Was sind seltene Erden?
Unter dem Begriff seltene Erden sind 17 chemische Elemente zusammengefasst, die in Verbindung mit bestimmten Gesteinen wie Bastnäsit oder Monazit überall auf der Welt vorkommen.
Sie werden in sehr aufwendigen Trennverfahren gewonnen. „Jedes dieser Elemente hat seine Vorzüge und sie haben unterschiedliche technische Relevanz“, erklärt Thomas Angerer, Leiter der Kompetenzeinheit Rohstoffgeologie der GeoSphere Austria. Unterschieden wird hier zwischen leichten und schweren Elementen, wobei schwerere geringer Vorkommen und daher teurer sind.
Warum sind sie „selten“?
Sie sind gar nicht so selten, wie der Name vermuten lässt. Einige der Elemente sind etwa insgesamt häufiger als Blei und Kupfer auf unserem Planeten zu finden. Aber sie sind sehr breit in der Erdkruste verstreut. Große, konzentrierte Vorkommen sind selten und erst bei diesen zahlt sich der Abbau finanziell aus.
Wofür braucht man sie?
Je nachdem, welche Elemente gewonnen werden, kommen sie für Akkus, Magnete, Leuchtstofflampen, LEDs oder Brennstoffzellen zum Einsatz. Damit sind sie für den Bau von Windkraftanlagen, Elektroautos und Laptops notwendig. Der Bedarf an seltenen Erden soll sich bis 2030 verfünffachen.

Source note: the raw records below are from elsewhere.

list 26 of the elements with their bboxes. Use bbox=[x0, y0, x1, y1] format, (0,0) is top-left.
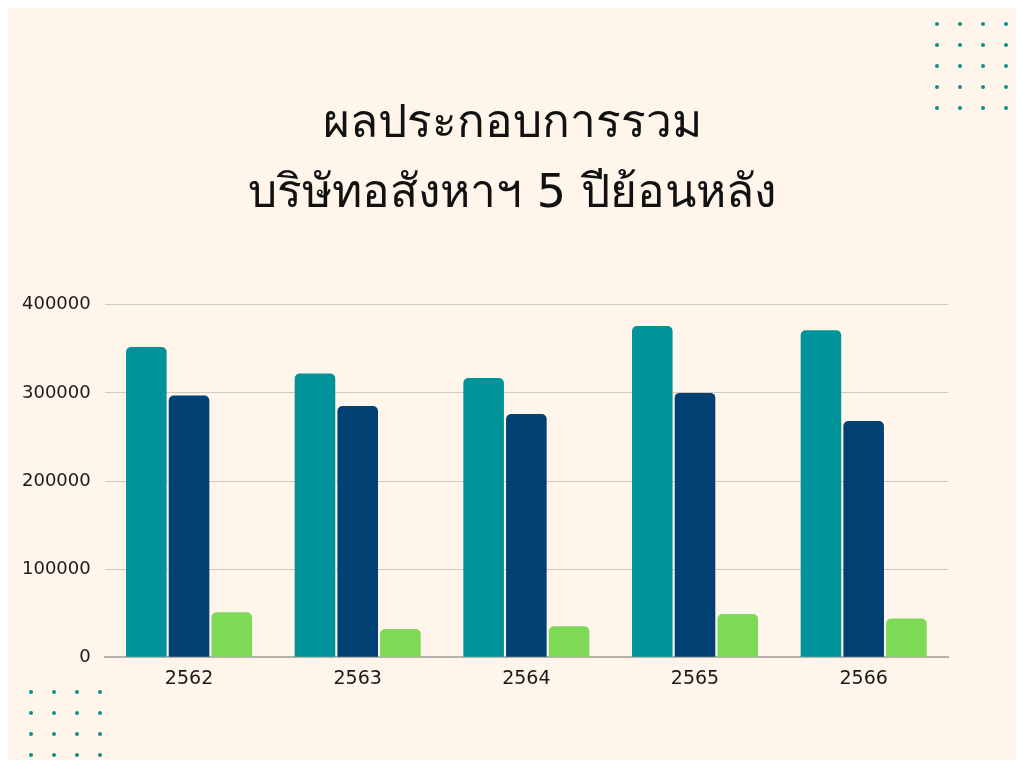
bar bbox=[126, 347, 167, 657]
bar bbox=[380, 629, 421, 657]
y-tick-label: 0 bbox=[79, 644, 91, 666]
x-tick-label: 2563 bbox=[333, 665, 382, 688]
bar bbox=[800, 330, 842, 657]
x-tick-label: 2566 bbox=[839, 665, 888, 688]
x-tick-label: 2565 bbox=[670, 665, 720, 688]
bar bbox=[674, 392, 716, 657]
bar bbox=[631, 325, 673, 657]
y-tick-label: 100000 bbox=[21, 556, 91, 578]
bar bbox=[463, 377, 504, 657]
x-tick-label: 2562 bbox=[164, 665, 214, 688]
bar bbox=[843, 421, 884, 657]
x-tick-label: 2564 bbox=[502, 665, 551, 688]
bar bbox=[294, 373, 336, 657]
bar bbox=[211, 612, 253, 657]
bar bbox=[506, 414, 547, 657]
chart-title: ผลประกอบการรวม บริษัทอสังหาฯ 5 ปีย้อนหลัง bbox=[247, 93, 777, 220]
bar bbox=[886, 618, 927, 657]
bar bbox=[548, 626, 590, 657]
bar bbox=[168, 395, 210, 657]
y-tick-label: 200000 bbox=[21, 468, 91, 490]
y-tick-label: 400000 bbox=[21, 292, 91, 314]
bar bbox=[337, 406, 378, 657]
y-tick-label: 300000 bbox=[21, 380, 91, 402]
bar bbox=[717, 614, 759, 657]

Wie bedeutend ist der Fund in Schweden?
Noch ist unklar, wie groß die Lagerstätte namens „Per Geijer“ tatsächlich ist. Die ersten Abschätzungen gehen von mehr als einer Million Tonnen aus. Laut Angerer ist aber der Fundort besonders entscheidend: „Kiruna ist weltweit als Eisenerzstätte bekannt. Da der Fund in einem etablierten Bergbaugebiet ist, gibt es bereits eine Infrastruktur zum Abbau. Daher ist der Fund signifikant.“
Kann der Abbau sofort beginnen?
Nein, denn dafür muss erst analysiert werden, wie profitabel das Vorkommen ist und ob es nachhaltig abgebaut werden kann. LKAB rechnet erst in 10 bis 15 Jahren einem Start des Abbaus.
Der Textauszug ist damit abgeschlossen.